NVIDIA OpenShell, developed with Microsoft, provides a secure runtime for autonomous agents on Windows, using Windows security and containment primitives to isolate agents in sandboxes.

Availability is expected in Q4 2025 from ASUS, Dell Technologies, GIGABYTE, HP, MSI, and Supermicro.

Software and Ecosystem

NVIDIA and Microsoft are collaborating to enable secure on-device AI agents on Windows. New Windows security primitives and the NVIDIA OpenShell runtime provide identity, containment, policy, and privacy controls for agents.

Over 100 software providers and game developers support the platform, including Adobe, Blender, CapCut, Riot Games, and Xbox. Adobe is re-architecting Photoshop and Premiere for RTX Spark, claiming up to 2x faster AI and graphics performance.

ASUS announced the ProArt P16 and P14 laptops with RTX Spark, targeting creators and AI developers. The ProArt ecosystem includes tools such as ProArt Creator Hub, MuseTree, and StoryCube.

Market Context and Analyst Views

NVIDIA is entering the consumer PC processor market, competing with Apple and Qualcomm in the Arm-based Windows PC segment. The company previously attempted Arm-based Windows devices with Microsoft in 2013.

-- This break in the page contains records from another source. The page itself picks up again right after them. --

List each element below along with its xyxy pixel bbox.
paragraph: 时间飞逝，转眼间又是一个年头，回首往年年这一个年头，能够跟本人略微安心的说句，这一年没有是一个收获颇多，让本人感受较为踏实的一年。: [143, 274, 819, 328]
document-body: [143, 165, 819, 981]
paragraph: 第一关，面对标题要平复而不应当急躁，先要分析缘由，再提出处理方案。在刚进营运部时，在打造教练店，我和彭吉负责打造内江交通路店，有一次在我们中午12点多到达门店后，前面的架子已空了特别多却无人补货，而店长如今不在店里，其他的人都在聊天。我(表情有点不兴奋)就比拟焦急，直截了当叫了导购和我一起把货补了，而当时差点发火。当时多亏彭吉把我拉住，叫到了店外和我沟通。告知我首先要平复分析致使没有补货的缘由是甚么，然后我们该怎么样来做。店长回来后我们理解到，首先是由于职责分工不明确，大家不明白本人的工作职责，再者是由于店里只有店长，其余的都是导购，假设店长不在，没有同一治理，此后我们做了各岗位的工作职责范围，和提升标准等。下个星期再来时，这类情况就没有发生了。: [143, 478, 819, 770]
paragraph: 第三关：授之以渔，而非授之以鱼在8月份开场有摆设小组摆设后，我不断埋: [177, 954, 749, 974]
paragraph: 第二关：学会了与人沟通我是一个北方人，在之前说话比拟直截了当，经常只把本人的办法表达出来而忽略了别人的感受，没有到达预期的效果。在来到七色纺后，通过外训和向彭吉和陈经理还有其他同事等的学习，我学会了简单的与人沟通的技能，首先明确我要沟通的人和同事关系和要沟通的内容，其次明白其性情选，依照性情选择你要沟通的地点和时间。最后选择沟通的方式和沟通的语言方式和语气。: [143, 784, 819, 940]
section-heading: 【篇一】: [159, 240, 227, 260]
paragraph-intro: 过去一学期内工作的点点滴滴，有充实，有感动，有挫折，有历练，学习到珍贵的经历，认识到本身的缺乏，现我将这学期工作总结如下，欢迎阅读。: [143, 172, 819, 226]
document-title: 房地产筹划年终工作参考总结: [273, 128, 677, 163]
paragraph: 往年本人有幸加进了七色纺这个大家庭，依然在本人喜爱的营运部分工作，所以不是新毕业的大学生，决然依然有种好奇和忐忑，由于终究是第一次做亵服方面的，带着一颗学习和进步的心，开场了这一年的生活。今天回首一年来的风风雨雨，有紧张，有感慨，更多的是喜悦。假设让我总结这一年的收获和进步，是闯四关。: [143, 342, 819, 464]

Analysts noted the RTX Spark is a long-term growth opportunity rather than an immediate earnings driver. Counterpoint Research co-founder Neil Shah described the announcement as "revolutionizing how PCs would look like in the next 10 years." Lian Jye Su, chief analyst at Omdia, said the move is significant given growing demand for personal AI agents.

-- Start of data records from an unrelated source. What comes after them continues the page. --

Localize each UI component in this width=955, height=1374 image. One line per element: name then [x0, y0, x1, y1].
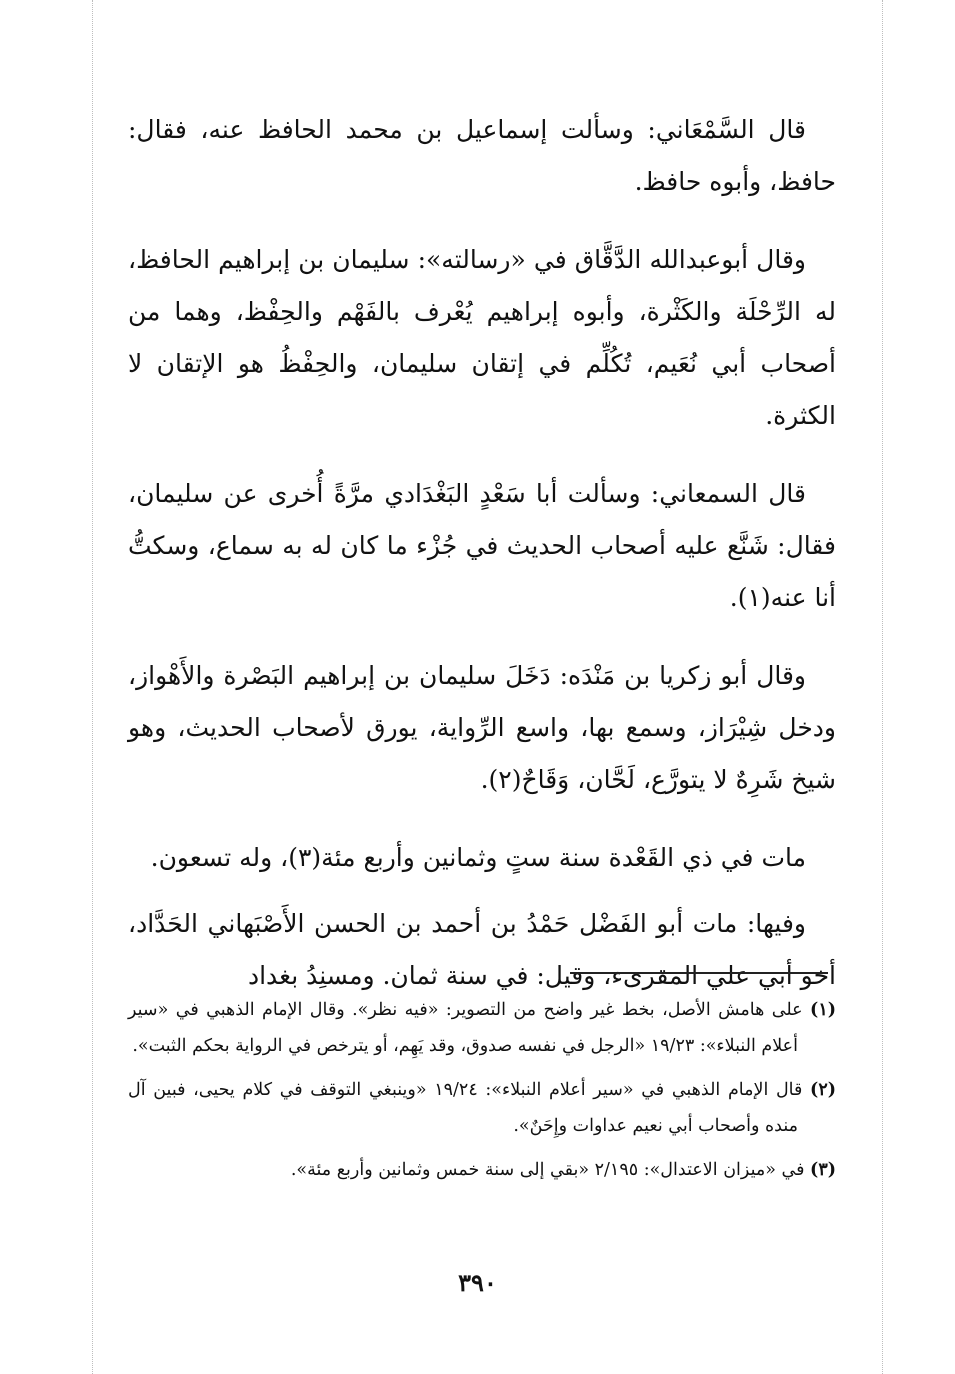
paragraph-samani-quote: قال السَّمْعَاني: وسألت إسماعيل بن محمد الحافظ عنه، فقال: حافظ، وأبوه حافظ.	[128, 115, 836, 196]
page-number: ٣٩٠	[458, 1268, 497, 1297]
footnote-3	[128, 1152, 836, 1188]
footnote-number: (٣)	[810, 1160, 836, 1180]
footnote-2	[128, 1072, 836, 1144]
footnote-text: في «ميزان الاعتدال»: ٢/١٩٥ «بقي إلى سنة خمس وثمانين وأربع مئة».	[290, 1160, 805, 1180]
footnote-number: (٢)	[810, 1080, 837, 1100]
paragraph-death-date: مات في ذي القَعْدة سنة ستٍ وثمانين وأربع مئة(٣)، وله تسعون.	[150, 843, 806, 872]
scan-margin-line-left	[92, 0, 93, 1374]
paragraph-same-year-deaths: وفيها: مات أبو الفَضْل حَمْدُ بن أحمد بن الحسن الأَصْبَهاني الحَدَّاد، أخو أبي علي المقرىء، وقيل: في سنة ثمان. ومسنِدُ بغداد	[128, 909, 836, 990]
footnote-separator	[570, 972, 828, 974]
footnote-text: على هامش الأصل، بخط غير واضح من التصوير: «فيه نظر». وقال الإمام الذهبي في «سير أعلام النبلاء»: ١٩/٢٣ «الرجل في نفسه صدوق، وقد يَهِم، أو يترخص في الرواية بحكم الثبت».	[128, 1000, 803, 1056]
scan-margin-line-right	[882, 0, 883, 1374]
footnotes	[128, 992, 836, 1196]
main-text	[128, 104, 836, 1028]
paragraph-ibn-mandah-quote: وقال أبو زكريا بن مَنْدَه: دَخَلَ سليمان بن إبراهيم البَصْرة والأَهْواز، ودخل شِيْرَاز، وسمع بها، واسع الرِّواية، يورق لأصحاب الحديث، وهو شيخ شَرِهٌ لا يتورَّع، لَحَّان، وَقَاحٌ(٢).	[128, 661, 836, 794]
footnote-1	[128, 992, 836, 1064]
paragraph-daqqaq-quote: وقال أبوعبدالله الدَّقَّاق في «رسالته»: سليمان بن إبراهيم الحافظ، له الرِّحْلَة والكَثْرة، وأبوه إبراهيم يُعْرف بالفَهْم والحِفْظ، وهما من أصحاب أبي نُعَيم، تُكُلِّم في إتقان سليمان، والحِفْظُ هو الإتقان لا الكثرة.	[128, 245, 836, 430]
footnote-text: قال الإمام الذهبي في «سير أعلام النبلاء»: ١٩/٢٤ «وينبغي التوقف في كلام يحيى، فبين آل منده وأصحاب أبي نعيم عداوات وإِحَنٌ».	[128, 1080, 803, 1136]
footnote-number: (١)	[810, 1000, 836, 1020]
paragraph-samani-second-quote: قال السمعاني: وسألت أبا سَعْدٍ البَغْدَادي مرَّةً أُخرى عن سليمان، فقال: شَنَّع عليه أصحاب الحديث في جُزْء ما كان له به سماع، وسكتُّ أنا عنه(١).	[128, 479, 836, 612]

Following the announcement:

  • NVIDIA shares rose approximately 2-4% in trading.
  • Microsoft shares rose approximately 2.3%.
  • Intel and AMD shares declined in pre-market and early trading.

NVIDIA Data Center Announcements

NVIDIA stated that its next-generation Vera Rubin AI chips for data centers have entered full production. The Vera CPU features 88 Olympus cores and LPDDR5X memory with up to 1.2TB/s bandwidth. NVIDIA claims it delivers 1.8 times faster task completion than x86 CPUs based on internal benchmarks.

Early customers include Anthropic, OpenAI, xAI, Dell, Oracle, and CoreWeave. The Vera Rubin platform combines Vera CPUs, Rubin GPUs, NVLink networking, BlueField-4 DPUs, and Spectrum-6 Ethernet into rack-scale systems.

NVIDIA also introduced the DSX platform for designing and operating AI data center infrastructure, and the Isaac GR00T humanoid robot reference design.

Additional Notes

  • Micron reported its high-bandwidth memory (HBM) capacity is sold out through 2026.
  • Pricing for all RTX Spark devices has not been finalized, partly due to RAM price volatility. Analysts expect devices with 128GB unified memory to cost north of $3,000.
  • The DGX Spark 128GB model is priced between $3,499 and $4,699.
  • The DGX Station with GB300 chip is priced over $100,000.